When his story was challenged, the informer secretly videotaped a meeting with FARC guerrillas who asked him for help obtaining communications equipment, Kent added, but when the Miami agents showed their Bogotá colleagues the tape as proof of the informer's value, the agents in Bogotá complained that the video had been made illegally.

While the investigation languished because of the disagreement between the agents, the informer was released from prison and contacted the agents in Florida to tell them he remained in contact with the FARC and was willing to press on with the case. That's when he told the DEA about the alleged nuclear materials, the memo said.

But one of the agents in the Bogotá bureau traveled to Washington ''and convinced the DEA to shut [the investigation] down and not work with the informant,'' the memo added, without explaining the end result of the arguments.

...........
And finally, another one about a federal prison guard sexually abusing a prisoner:
JUNE 24, 2011 HARLINGEN, TX
A south Texas contract security guard is charged with sexual abuse
From US Immigration & Customs Enforcement website
HARLINGEN, Texas - A local contract security guard was arrested on Wednesday after an indictment was unsealed charging him with sexually abusing a woman who was detained at the Willacy Detention Center (WDC), a federally contracted detention facility in Raymondville, Texas.

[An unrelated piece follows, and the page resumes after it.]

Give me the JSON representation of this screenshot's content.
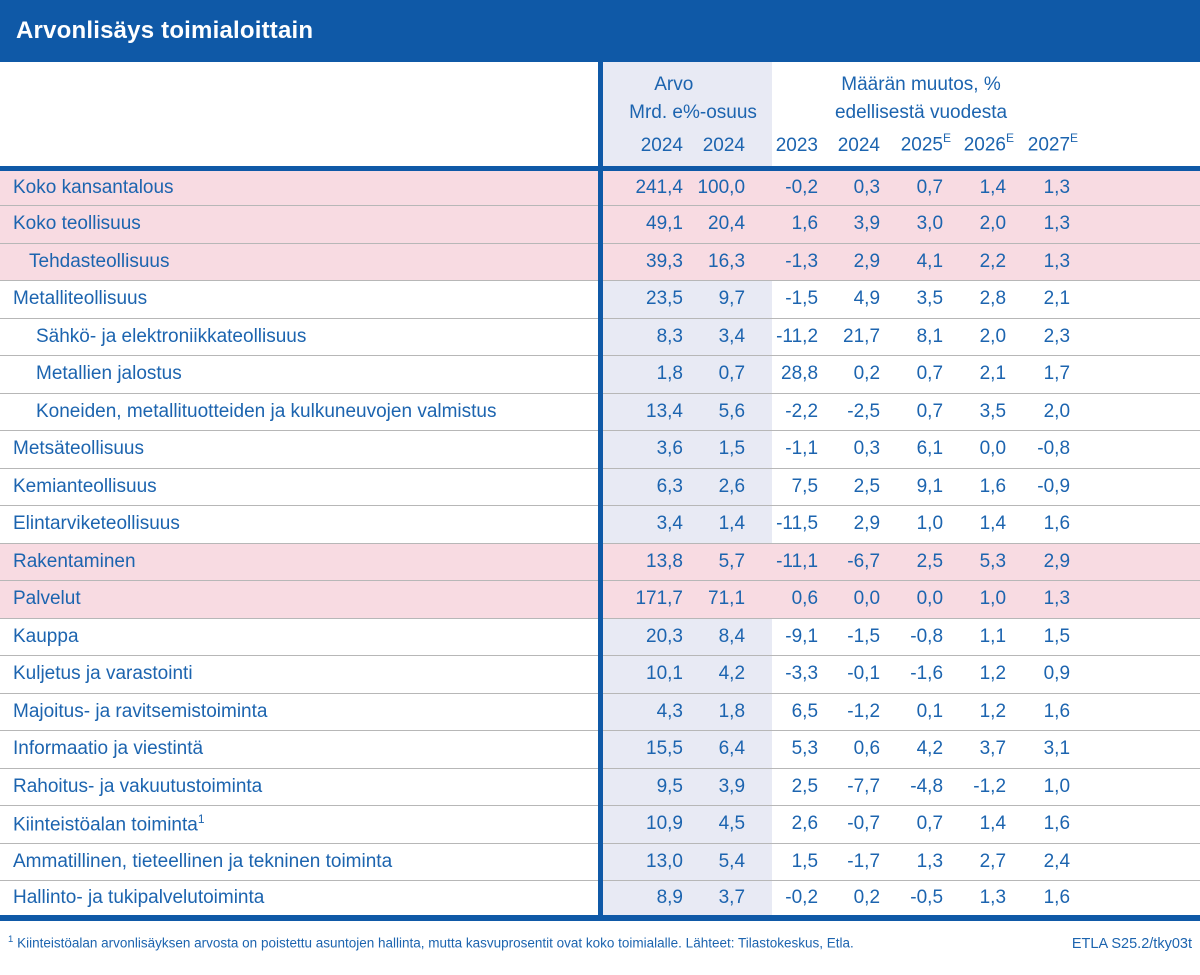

The indictment and arrest were announced by the Justice Department in Washington D.C. The case was investigated by U.S. Immigration and Customs Enforcement's (ICE) Office of Professional Responsibility (OPR) in Harlingen, Texas. WDC is contracted by ICE.
Edwin Rodriguez, 31, of Raymondville, Texas, was charged in a one-count felony indictment for sexually abusing a detainee. The federal grand jury in Brownsville unsealed the indictment following Rodriguez's arrest on June 22. According to court documents, the indictment alleges Rodriguez had sexual intercourse with a female detainee on or about Oct. 26, 2008 while she was being held at WDC pending removal.
On Thursday, Rodriguez appeared before U.S. Magistrate Felix Recio and entered a plea of not guilty. Judge Recio ordered Rodriguez to remain in federal custody without bond pending a detention hearing on June 27.
The indictment is only an accusation of a crime, and a defendant is presumed innocent unless and until proven guilty. If convicted, Rodriguez faces a maximum sentence of 15 years in prison, $250,000 fine and three years of supervised release.
Assistant U.S. Attorney Kebharu Smith and Civil Rights Division Criminal Section Trial Attorney Adriana Vieco both from the Justice Department in D.C. are handling the prosecution.